Service Veterans from the Royal Regiment of Fusiliers, the Royal Warwickshire Regiment and other ex-service organisations from across the county gathered in tribute to remember the Sword Beach D-Day actions of the ‘Royal Warwicks' which took place 69 years ago on Jun 6th 1944.
The Drums of the Band of 121 (Nuneaton) Squadron Air Training Corps, led a colourful parade of Standards, ex service and cadet contingents as they marched through Nuneaton's Riversly Park to the town's War Memorial where wreaths were laid in remembrance of all those who gave their lives in the service of their country.

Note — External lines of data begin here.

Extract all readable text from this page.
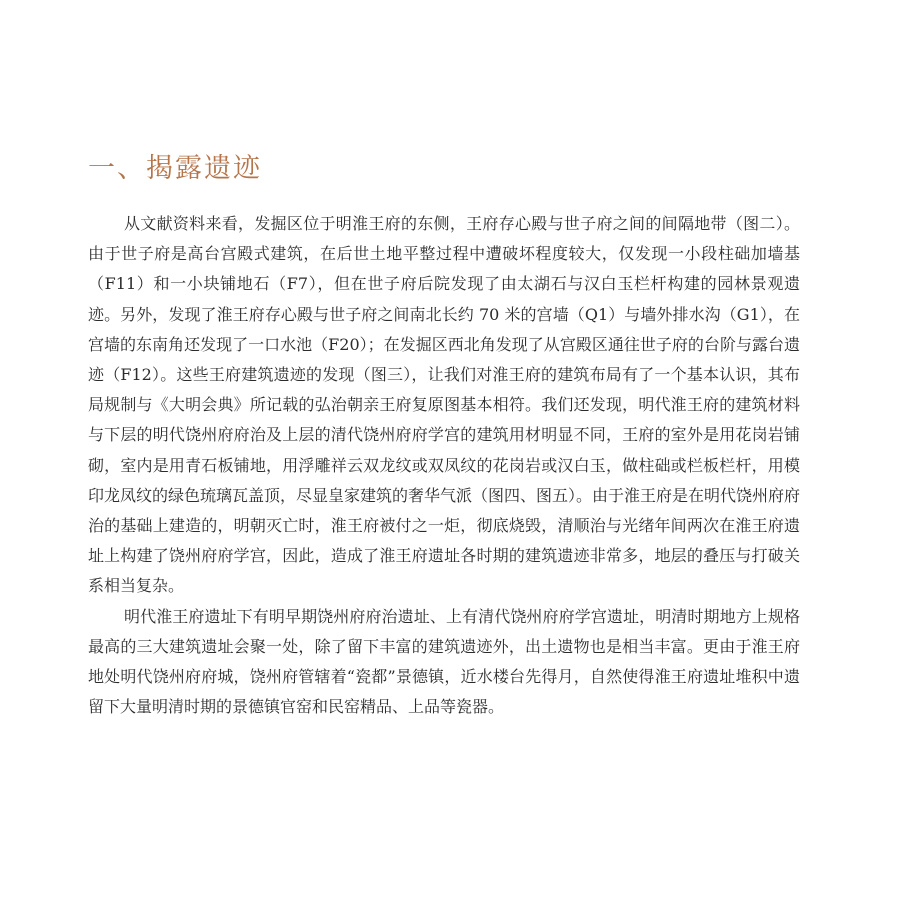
一、揭露遗迹

从文献资料来看，发掘区位于明淮王府的东侧，王府存心殿与世子府之间的间隔地带（图二）。由于世子府是高台宫殿式建筑，在后世土地平整过程中遭破坏程度较大，仅发现一小段柱础加墙基（F11）和一小块铺地石（F7），但在世子府后院发现了由太湖石与汉白玉栏杆构建的园林景观遗迹。另外，发现了淮王府存心殿与世子府之间南北长约 70 米的宫墙（Q1）与墙外排水沟（G1），在宫墙的东南角还发现了一口水池（F20）；在发掘区西北角发现了从宫殿区通往世子府的台阶与露台遗迹（F12）。这些王府建筑遗迹的发现（图三），让我们对淮王府的建筑布局有了一个基本认识，其布局规制与《大明会典》所记载的弘治朝亲王府复原图基本相符。我们还发现，明代淮王府的建筑材料与下层的明代饶州府府治及上层的清代饶州府府学宫的建筑用材明显不同，王府的室外是用花岗岩铺砌，室内是用青石板铺地，用浮雕祥云双龙纹或双凤纹的花岗岩或汉白玉，做柱础或栏板栏杆，用模印龙凤纹的绿色琉璃瓦盖顶，尽显皇家建筑的奢华气派（图四、图五）。由于淮王府是在明代饶州府府治的基础上建造的，明朝灭亡时，淮王府被付之一炬，彻底烧毁，清顺治与光绪年间两次在淮王府遗址上构建了饶州府府学宫，因此，造成了淮王府遗址各时期的建筑遗迹非常多，地层的叠压与打破关系相当复杂。

明代淮王府遗址下有明早期饶州府府治遗址、上有清代饶州府府学宫遗址，明清时期地方上规格最高的三大建筑遗址会聚一处，除了留下丰富的建筑遗迹外，出土遗物也是相当丰富。更由于淮王府地处明代饶州府府城，饶州府管辖着“瓷都”景德镇，近水楼台先得月，自然使得淮王府遗址堆积中遗留下大量明清时期的景德镇官窑和民窑精品、上品等瓷器。
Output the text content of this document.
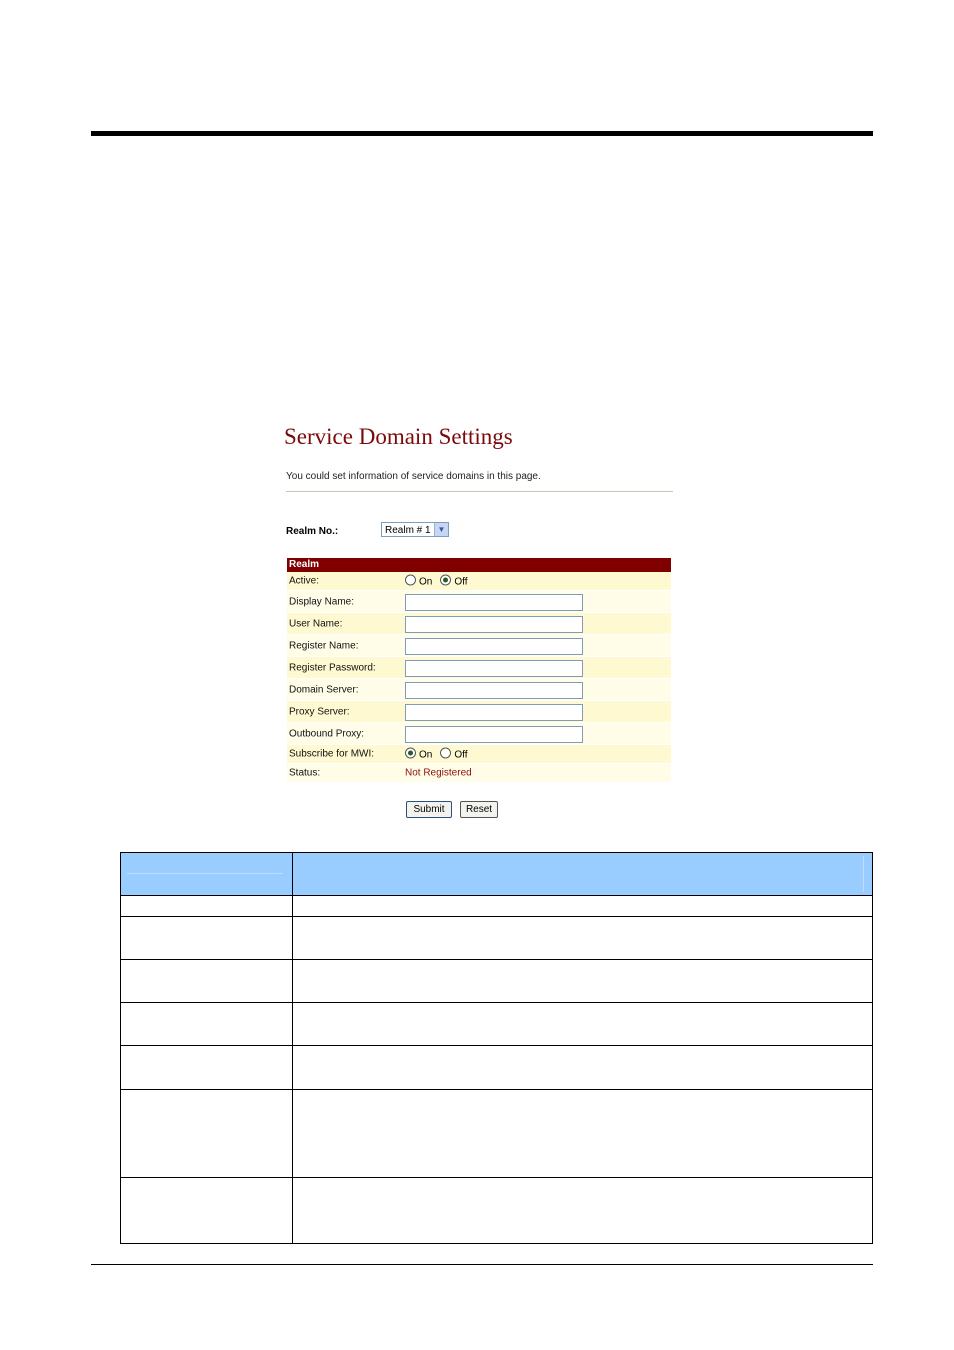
Service Domain Settings
You could set information of service domains in this page.
Realm No.:	Realm # 1 ▼
Realm
Active:	On Off
Display Name:
User Name:
Register Name:
Register Password:
Domain Server:
Proxy Server:
Outbound Proxy:
Subscribe for MWI:	On Off
Status:	Not Registered
Submit	Reset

The drummers then led the way through the park to the Royal Warwickshire Regiment Memorial for an open air service to remember the men of the ‘Royal Warwicks' who took part in the biggest seaborne invasion in history.
As old soldiers of the Royal Warwickshire Regiment, members of other ex-service associations together with cadet contingents and members of the public stood in silent remembrance, the bugler sounded the Last Post and the standards were dipped in salute at the beginning of the silence.
After the service, Former Nuneaton and Bedworth mayor Don Jacques, who served briefly with the Royal Warwickshire Regiment, said "In 1940, the Royal Warwickshire Regiment lost a lot of men fighting a rear-guard action at Dunkirk, and there was an atrocity involving our boys shortly afterwards. Four years later, on D-Day, the regiment went back into France and suffered more losses. "It is right and proper that we should remember those who made the ultimate sacrifice."
Flight Lieutenant Paul Hincks Officer Commanding 121 ( Nuneaton ) Squadron said, “We are always glad to be given the opportunity to take part in ex service community events like this. So many young people today have no idea what it must have been like for those men, not much older than themselves who went through so much on those beaches and we will do our best to ensure that their actions are not forgotten.”